Amor muchas veces rima con temor, sobre todo cuando es de alguien que no se parece a nosotros, o un ser tan cargado de connotaciones como la serpiente del poema. Afortunadamente, en el inconsciente no podemos arrojarle palos ni corretear ni reprimir a nadie. Me preguntaba esto a partir de una novela de Claudia Apablaza que dice en un pasaje: “permitimos que demasiada gente interviniera en nuestra intimidad”. Quizás uno se da cuenta cuando ya es tarde, porque ahora recuerdo cómo los profesores del Depto. de Lingüística en la Chile se metían en las relaciones de sus alumnos, algo completamente conventillero y reaccionario.

En las fiestas con Zambra y todos esos, nos gustaba y tenía sentido el tema de Los Prisioneros “Que no destrocen tu vida”. Qué les importa a los profesores lo que haga el alumnado con su sexualidad, ¿considerarán al alumnado una especie de rebaño que hay que cuidar? Esa cultura de inspector de colegio, de sapos, de guardias debe haber arruinado varias vidas, algo completamente injusto considerando además que en Chile no hay educación gratuita, es decir: estás pagando para que te humillen (la gratuidad implicaría un cambio de paradigma total, pura luz).

Cuando uno es adolescente muchas veces no sabe defenderse, y nuestras sociedades son en extremo incorrectas. Alguna vez en Boston, el curador y escritor peruano José Luis Falconi me contó la siguiente historia: había ido a Lima con unos compañeros de Harvard, chicanos. O sea, no hablaban nada de español, hablaban inglés como gringos pero sus rasgos eran los de un mexicano racialmente más puro. El hecho es que por el aspecto no los dejaron ingresar a una discoteque limeña (un clásico en las clases altas de Perú y Bolivia).

Falconi simplemente me narraba el episodio con asombro. El miedo al otro es una cosa muy fuerte en Latinoamérica, pero yo lo quisiera hacer extensivo al miedo que nos provoca la belleza, o a ciertas obras que nos envuelven demasiado, en lo extraño de estar en las manos de alguien casi como en una secta o en esa comunidad utópica que es la universidad desconocida. Me pasa sólo a veces con el cine y la poesía. Esa es una de las razones -y la plata- de las peleas eternas entre la gente del arte: la captura de corazón y las tripas de la audiencia (que no debería tenerse en mente, según mucha gente). A eso se debe toda la lucha de los egos. Es una pelea por hipnotizar, por tener almas cautivas. Por eso también hay que ser cuidadoso con lo que se dice en clases, me dice un amigo, ciertos textos y frases dejaban pegados a los alumnos, y era difícil sacarlos de ahí: ¿por qué el ser y no la nada?

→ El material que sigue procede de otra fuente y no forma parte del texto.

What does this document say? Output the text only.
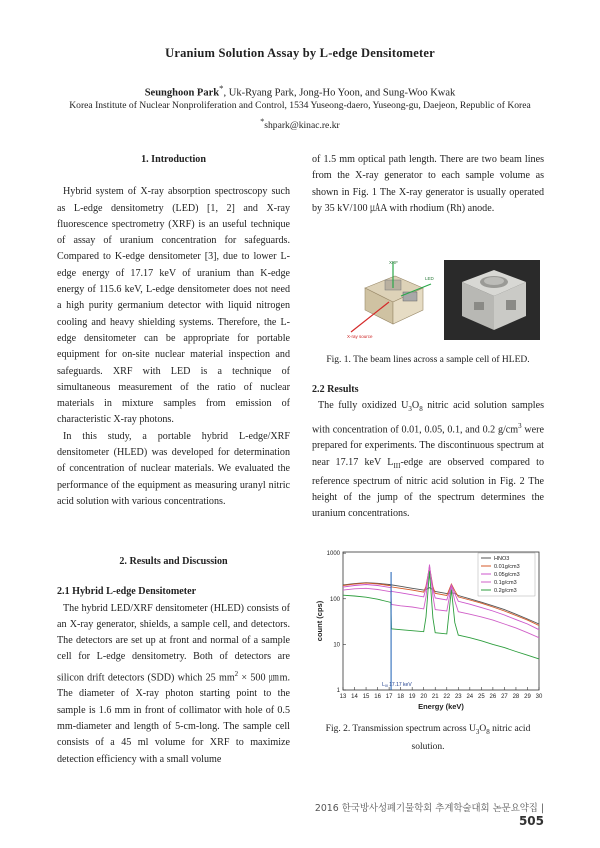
Uranium Solution Assay by L-edge Densitometer
Seunghoon Park*, Uk-Ryang Park, Jong-Ho Yoon, and Sung-Woo Kwak
Korea Institute of Nuclear Nonproliferation and Control, 1534 Yuseong-daero, Yuseong-gu, Daejeon, Republic of Korea
*shpark@kinac.re.kr

1. Introduction

Hybrid system of X-ray absorption spectroscopy such as L-edge densitometry (LED) [1, 2] and X-ray fluorescence spectrometry (XRF) is an useful technique of assay of uranium concentration for safeguards. Compared to K-edge densitometer [3], due to lower L-edge energy of 17.17 keV of uranium than K-edge energy of 115.6 keV, L-edge densitometer does not need a high purity germanium detector with liquid nitrogen cooling and heavy shielding systems. Therefore, the L-edge densitometer can be appropriate for portable equipment for on-site nuclear material inspection and safeguards. XRF with LED is a technique of simultaneous measurement of the ratio of nuclear materials in mixture samples from emission of characteristic X-ray photons.

In this study, a portable hybrid L-edge/XRF densitometer (HLED) was developed for determination of concentration of nuclear materials. We evaluated the performance of the equipment as measuring uranyl nitric acid solution with various concentrations.

2. Results and Discussion

2.1 Hybrid L-edge Densitometer

The hybrid LED/XRF densitometer (HLED) consists of an X-ray generator, shields, a sample cell, and detectors. The detectors are set up at front and normal of a sample cell for L-edge densitometry. Both of detectors are silicon drift detectors (SDD) which 25 $mm^2 \times 500$ ㎛m. The diameter of X-ray photon starting point to the sample is 1.6 mm in front of collimator with hole of 0.5 mm-diameter and length of 5-cm-long. The sample cell consists of a 45 ml volume for XRF to maximize detection efficiency with a small volume

of 1.5 mm optical path length. There are two beam lines from the X-ray generator to each sample volume as shown in Fig. 1 The X-ray generator is usually operated by 35 kV/100 ㎂A with rhodium (Rh) anode.

XRF
LED
X-ray source
Fig. 1. The beam lines across a sample cell of HLED.

2.2 Results

The fully oxidized $U_3O_8$ nitric acid solution samples with concentration of 0.01, 0.05, 0.1, and 0.2 $g/cm^3$ were prepared for experiments. The discontinuous spectrum at near 17.17 keV $L_{III}$-edge are observed compared to reference spectrum of nitric acid solution in Fig. 2 The height of the jump of the spectrum determines the uranium concentrations.

13 14 15 16 17 18 19 20 21 22 23 24 25 26 27 28 29 30
1
10
100
1000
Energy (keV)
count (cps)
$L_{III}$ 17.17 keV
HNO3
0.01g/cm3
0.05g/cm3
0.1g/cm3
0.2g/cm3
Fig. 2. Transmission spectrum across $U_3O_8$ nitric acid
solution.
2016 한국방사성폐기물학회 추계학술대회 논문요약집 | 505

El arte y la literatura nos exigen receptividad casi ciega en vez de una lectura falocéntrica desde el prejuicio y la sospecha o la cerrazón. De ahí el peligro, que es el precio del boleto de entrada. El arte y la poesía no exigen de nosotros inteligencia o que comprendamos: lo que exigen es vehemencia. Y eso siempre es peligroso: entregar en préstamo el corazón, aunque sea por lo que dura el poema, la película o novela, los breves minutos de un corto o el par de semanas de tu affaire.